Seit Wochen sind Mitglieder der Berner Regierung regelmässig im Fokus der Öffentlichkeit, teils inszeniert, zunehmend aber unfreiwillig. Das stört die Magistraten, ist aber gut für die Demokratie.

Die Berner Regierungsräte sind exponiert wie nie zuvor.
Die Berner Regierungsräte sind exponiert wie nie zuvor.
Adrian Moser

Berns Politik bebt.
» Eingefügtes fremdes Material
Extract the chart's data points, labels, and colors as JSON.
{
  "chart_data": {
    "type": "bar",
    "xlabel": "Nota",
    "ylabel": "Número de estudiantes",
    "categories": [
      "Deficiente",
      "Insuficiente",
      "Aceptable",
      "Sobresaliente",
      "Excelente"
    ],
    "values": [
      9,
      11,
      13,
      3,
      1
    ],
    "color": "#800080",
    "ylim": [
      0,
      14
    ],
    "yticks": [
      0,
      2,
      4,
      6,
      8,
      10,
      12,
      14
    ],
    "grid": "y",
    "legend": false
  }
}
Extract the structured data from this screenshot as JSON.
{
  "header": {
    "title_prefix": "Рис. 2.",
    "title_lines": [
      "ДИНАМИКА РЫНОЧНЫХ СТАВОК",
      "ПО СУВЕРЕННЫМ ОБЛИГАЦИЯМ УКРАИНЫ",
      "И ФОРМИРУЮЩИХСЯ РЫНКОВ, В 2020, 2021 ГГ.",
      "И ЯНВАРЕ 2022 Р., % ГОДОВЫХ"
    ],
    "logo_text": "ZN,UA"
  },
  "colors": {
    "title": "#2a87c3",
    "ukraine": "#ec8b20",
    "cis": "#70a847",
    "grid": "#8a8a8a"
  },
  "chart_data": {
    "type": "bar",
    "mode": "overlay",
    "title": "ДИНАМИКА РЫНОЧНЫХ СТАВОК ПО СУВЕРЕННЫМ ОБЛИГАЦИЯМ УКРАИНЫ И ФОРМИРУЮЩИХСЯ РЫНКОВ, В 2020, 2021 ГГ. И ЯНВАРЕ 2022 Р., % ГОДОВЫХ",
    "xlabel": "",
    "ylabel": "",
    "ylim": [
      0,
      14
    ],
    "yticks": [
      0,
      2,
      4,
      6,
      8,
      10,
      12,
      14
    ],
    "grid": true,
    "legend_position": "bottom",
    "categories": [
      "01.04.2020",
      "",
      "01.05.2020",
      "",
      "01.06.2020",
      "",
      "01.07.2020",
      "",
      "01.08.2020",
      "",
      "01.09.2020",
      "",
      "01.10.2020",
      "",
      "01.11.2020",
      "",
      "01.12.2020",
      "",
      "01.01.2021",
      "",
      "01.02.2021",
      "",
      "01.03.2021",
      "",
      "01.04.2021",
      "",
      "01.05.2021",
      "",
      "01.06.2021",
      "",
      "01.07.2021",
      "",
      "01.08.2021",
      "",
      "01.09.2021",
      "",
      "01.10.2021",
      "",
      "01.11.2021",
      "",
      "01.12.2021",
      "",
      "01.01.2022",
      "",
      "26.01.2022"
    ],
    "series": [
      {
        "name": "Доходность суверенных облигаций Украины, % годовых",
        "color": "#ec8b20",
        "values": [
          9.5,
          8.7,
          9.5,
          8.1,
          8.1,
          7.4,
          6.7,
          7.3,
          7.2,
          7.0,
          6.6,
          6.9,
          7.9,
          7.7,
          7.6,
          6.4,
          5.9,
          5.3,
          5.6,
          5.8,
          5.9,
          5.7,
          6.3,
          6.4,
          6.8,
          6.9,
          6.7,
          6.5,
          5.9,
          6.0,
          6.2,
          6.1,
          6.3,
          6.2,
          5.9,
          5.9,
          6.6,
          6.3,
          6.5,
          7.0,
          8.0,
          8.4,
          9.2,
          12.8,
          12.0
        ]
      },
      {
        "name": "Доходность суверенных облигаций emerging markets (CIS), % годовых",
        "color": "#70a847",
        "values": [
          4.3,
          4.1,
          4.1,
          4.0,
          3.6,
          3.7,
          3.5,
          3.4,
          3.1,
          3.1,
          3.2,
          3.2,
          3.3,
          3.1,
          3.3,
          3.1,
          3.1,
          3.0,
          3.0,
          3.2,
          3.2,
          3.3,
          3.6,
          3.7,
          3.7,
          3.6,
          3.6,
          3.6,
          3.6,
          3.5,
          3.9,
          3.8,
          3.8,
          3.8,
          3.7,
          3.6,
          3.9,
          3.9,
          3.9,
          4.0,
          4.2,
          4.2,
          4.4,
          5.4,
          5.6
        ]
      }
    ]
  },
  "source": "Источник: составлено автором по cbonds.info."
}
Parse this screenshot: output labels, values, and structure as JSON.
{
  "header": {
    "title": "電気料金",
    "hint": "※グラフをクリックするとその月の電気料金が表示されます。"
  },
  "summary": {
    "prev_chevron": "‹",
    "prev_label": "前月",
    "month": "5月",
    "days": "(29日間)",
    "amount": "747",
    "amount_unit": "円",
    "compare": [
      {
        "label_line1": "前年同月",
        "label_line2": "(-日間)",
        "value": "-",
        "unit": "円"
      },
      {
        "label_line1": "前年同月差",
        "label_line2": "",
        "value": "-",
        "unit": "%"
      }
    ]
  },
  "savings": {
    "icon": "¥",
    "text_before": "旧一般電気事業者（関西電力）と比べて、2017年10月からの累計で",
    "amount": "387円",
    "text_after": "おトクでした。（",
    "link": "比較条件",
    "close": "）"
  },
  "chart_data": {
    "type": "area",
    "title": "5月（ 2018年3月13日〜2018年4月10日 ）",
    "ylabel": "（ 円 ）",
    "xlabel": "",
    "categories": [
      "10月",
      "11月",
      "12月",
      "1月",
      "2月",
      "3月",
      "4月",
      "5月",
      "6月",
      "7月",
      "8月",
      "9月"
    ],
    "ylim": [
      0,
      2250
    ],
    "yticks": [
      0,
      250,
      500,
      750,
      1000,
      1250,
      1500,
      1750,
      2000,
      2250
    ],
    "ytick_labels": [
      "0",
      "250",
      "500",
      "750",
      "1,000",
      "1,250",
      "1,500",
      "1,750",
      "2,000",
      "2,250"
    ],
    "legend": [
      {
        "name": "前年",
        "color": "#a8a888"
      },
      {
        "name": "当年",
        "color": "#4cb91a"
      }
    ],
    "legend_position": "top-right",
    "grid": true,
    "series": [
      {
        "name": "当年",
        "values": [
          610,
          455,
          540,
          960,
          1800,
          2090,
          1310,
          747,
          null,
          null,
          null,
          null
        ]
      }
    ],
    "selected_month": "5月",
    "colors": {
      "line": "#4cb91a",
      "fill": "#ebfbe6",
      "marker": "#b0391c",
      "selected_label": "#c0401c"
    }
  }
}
Fassten sich in den vergangenen Wahlkämpfen im Kanton die Parteien mit Samthandschuhen an, geht es diesmal angriffiger zu und her. Die Regierungsräte sind exponiert wie nie zuvor. Der Schlagabtausch ist vielschichtig, teils offen und direkt, teils hintenrum und perfid.

Mit Indiskretionen geraten derzeit die Regierungsräte ins öffentliche Visier. Die Medien werden von links wie rechts mit Informationen versorgt und instrumentalisiert, um Gegner zu schwächen. Die «Bund»-Enthüllungen rund um die Thorberg-Affäre deckten Missstände in der Polizeidirektion auf, wodurch automatisch auch die Amtsführung des zuständigen Regierungsrats Hans-Jürg Käser (FDP) als Zugpferd der bürgerlichen Wende in den Fokus geriet. Und dass ausgerechnet in derselben Woche, in der der FDP-Mann unter Druck steht, plötzlich die «Berner Zeitung» einen Missstand aus der Gesundheitsdirektion von Philippe Perrenoud publik macht, dürfte so zufällig wohl nicht gewesen sein.